NEW YORK,USA, July 6, 2013 (Shaila Dawan,New York Times): As a racial classification, the term Caucasian has many flaws, dating as it does from a time when the study of race was based on skull measurements and travel diaries. It has long been entirely unmoored from its geographical reference point, the Caucasus region. Its equivalents from that era are obsolete -- nobody refers to Asians as "Mongolian" or blacks as "Negroid." And yet, there it was in the recent Supreme Court decision on affirmative action. The plaintiff, noted Justice Anthony M. Kennedy in his majority opinion, was Caucasian.
The Supreme Court, which can be more colloquial, has used the term in only 64 cases, including a pair from the 1920s that reveal its limitations. In one, the court ruled that a Japanese man could not become a citizen because, although he may have been light-skinned, he was not Caucasian. In the other, an Indian was told that he could not become a citizen because, although he may have been technically Caucasian, he was certainly not white. (A similar debate erupted more recently when the Tsarnaev brothers, believed to be responsible for the Boston Marathon bombing, were revealed to be Muslims from the Caucasus.)
The use of Caucasian to mean white was popularized in the late 18th century by Johann Friedrich Blumenbach, a German anthropologist, who decreed that it encompassed Europeans and the inhabitants of a region reaching from the Obi River in Russia to the Ganges to the Caspian Sea, plus northern Africans. He chose it because the Caucasus was home to "the most beautiful race of men, I mean the Georgians," and because among his collection of 245 human skulls, the Georgian one was his favorite--this all according to Nell Irvin Painter, a historian who explored the term's origins in her book "The History of White People."

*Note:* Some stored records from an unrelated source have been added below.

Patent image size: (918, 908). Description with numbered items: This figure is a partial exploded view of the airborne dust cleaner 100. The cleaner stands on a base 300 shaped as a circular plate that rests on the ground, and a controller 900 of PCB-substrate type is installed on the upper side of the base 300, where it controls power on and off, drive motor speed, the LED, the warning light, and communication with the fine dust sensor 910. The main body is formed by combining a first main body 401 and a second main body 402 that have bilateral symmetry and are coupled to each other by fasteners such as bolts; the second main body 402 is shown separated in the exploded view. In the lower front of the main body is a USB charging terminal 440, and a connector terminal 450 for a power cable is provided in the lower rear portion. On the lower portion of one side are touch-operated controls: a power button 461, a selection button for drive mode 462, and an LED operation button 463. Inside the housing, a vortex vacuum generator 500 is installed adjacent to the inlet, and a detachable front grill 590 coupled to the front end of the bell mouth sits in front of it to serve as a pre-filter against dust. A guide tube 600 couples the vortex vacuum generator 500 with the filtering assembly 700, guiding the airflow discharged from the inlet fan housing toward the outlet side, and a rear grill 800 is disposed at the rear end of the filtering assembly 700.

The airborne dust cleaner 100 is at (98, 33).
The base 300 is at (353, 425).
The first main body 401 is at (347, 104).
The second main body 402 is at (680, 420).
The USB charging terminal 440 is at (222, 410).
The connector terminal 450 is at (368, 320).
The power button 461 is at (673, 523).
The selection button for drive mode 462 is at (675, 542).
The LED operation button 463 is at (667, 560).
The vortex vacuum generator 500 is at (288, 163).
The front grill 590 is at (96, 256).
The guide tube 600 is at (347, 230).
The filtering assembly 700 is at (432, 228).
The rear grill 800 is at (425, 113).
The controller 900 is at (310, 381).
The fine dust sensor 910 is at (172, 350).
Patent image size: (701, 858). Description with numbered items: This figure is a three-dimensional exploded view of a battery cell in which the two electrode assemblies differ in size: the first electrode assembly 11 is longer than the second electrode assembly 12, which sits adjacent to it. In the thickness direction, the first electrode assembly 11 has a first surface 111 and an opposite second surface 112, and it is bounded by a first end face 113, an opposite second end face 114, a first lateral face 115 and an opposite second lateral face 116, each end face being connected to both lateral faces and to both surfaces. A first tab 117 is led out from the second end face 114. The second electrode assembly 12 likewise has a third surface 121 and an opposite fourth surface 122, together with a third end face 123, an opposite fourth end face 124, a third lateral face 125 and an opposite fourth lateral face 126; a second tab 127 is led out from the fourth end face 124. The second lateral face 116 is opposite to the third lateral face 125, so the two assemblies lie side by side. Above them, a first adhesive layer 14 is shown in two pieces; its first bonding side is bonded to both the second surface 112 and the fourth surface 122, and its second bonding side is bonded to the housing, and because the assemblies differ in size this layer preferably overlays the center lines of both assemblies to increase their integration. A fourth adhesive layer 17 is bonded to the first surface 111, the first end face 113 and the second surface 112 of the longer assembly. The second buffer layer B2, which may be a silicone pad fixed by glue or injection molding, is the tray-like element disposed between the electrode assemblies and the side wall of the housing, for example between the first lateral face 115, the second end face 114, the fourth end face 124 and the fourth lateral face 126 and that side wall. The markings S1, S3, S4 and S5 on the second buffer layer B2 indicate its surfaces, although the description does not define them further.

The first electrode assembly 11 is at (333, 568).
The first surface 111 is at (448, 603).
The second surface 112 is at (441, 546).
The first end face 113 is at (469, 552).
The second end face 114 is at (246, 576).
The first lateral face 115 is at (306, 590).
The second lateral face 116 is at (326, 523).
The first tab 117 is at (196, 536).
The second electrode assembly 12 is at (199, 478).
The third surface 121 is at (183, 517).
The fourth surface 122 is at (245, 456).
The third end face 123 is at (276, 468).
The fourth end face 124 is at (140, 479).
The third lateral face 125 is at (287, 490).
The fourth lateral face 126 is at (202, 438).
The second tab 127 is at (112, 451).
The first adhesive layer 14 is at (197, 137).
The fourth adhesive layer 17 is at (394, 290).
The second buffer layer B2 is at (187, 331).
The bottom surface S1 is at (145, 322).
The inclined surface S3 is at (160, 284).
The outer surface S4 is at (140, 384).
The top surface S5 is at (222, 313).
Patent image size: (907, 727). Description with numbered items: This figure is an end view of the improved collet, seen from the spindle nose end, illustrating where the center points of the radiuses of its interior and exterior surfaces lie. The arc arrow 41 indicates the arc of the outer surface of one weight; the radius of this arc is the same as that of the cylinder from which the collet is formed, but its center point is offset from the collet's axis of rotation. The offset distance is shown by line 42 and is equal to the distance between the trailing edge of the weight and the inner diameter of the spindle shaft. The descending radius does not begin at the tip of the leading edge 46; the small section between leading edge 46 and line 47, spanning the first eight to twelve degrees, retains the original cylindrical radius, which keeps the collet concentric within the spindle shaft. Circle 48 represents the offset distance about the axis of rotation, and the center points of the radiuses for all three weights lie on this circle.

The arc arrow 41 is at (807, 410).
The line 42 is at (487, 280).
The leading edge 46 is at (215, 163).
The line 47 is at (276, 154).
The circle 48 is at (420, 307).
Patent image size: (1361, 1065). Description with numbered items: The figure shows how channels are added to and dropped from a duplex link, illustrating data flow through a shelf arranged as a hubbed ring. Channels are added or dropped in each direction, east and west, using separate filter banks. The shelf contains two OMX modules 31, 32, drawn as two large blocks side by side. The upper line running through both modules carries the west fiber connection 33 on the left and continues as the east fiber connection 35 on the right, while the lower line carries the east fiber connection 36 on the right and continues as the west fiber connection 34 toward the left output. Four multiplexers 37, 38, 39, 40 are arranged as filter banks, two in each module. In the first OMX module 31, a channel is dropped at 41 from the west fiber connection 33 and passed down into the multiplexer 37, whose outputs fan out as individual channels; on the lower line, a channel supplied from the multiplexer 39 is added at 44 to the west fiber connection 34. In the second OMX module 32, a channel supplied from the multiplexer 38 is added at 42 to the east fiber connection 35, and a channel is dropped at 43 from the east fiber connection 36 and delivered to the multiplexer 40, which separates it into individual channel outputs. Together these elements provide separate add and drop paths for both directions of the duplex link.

In 1889, the editors of the original Oxford English Dictionary noted that the term Caucasian had been "practically discarded." But they spoke too soon. Blumenbach's authority had given the word a pseudoscientific sheen that preserved its appeal. Susan Glisson, who as the executive director of the William Winter Institute for Racial Reconciliation in Oxford, Miss., regularly witnesses Southerners sorting through their racial vocabulary, said she rarely hears "Caucasian." "Most of the folks who work in this field know that it's a completely ridiculous term to assign to whites," she said. There is another reason to use it, said Jennifer L. Hochschild, a professor of government and African-American studies at Harvard. "The court, or some clever clerk, doesn't really want to use the word white in part because roughly half of Hispanics consider themselves white." She added, "White turns out to be a much more ambiguous term now than we used to think it was." Doubtless, this society will continue to classify people by race for some time to come. And as we lumber toward justice, some of those classifications remain useful, even separate from other factors like economic class. Caucasian, though? Not so much.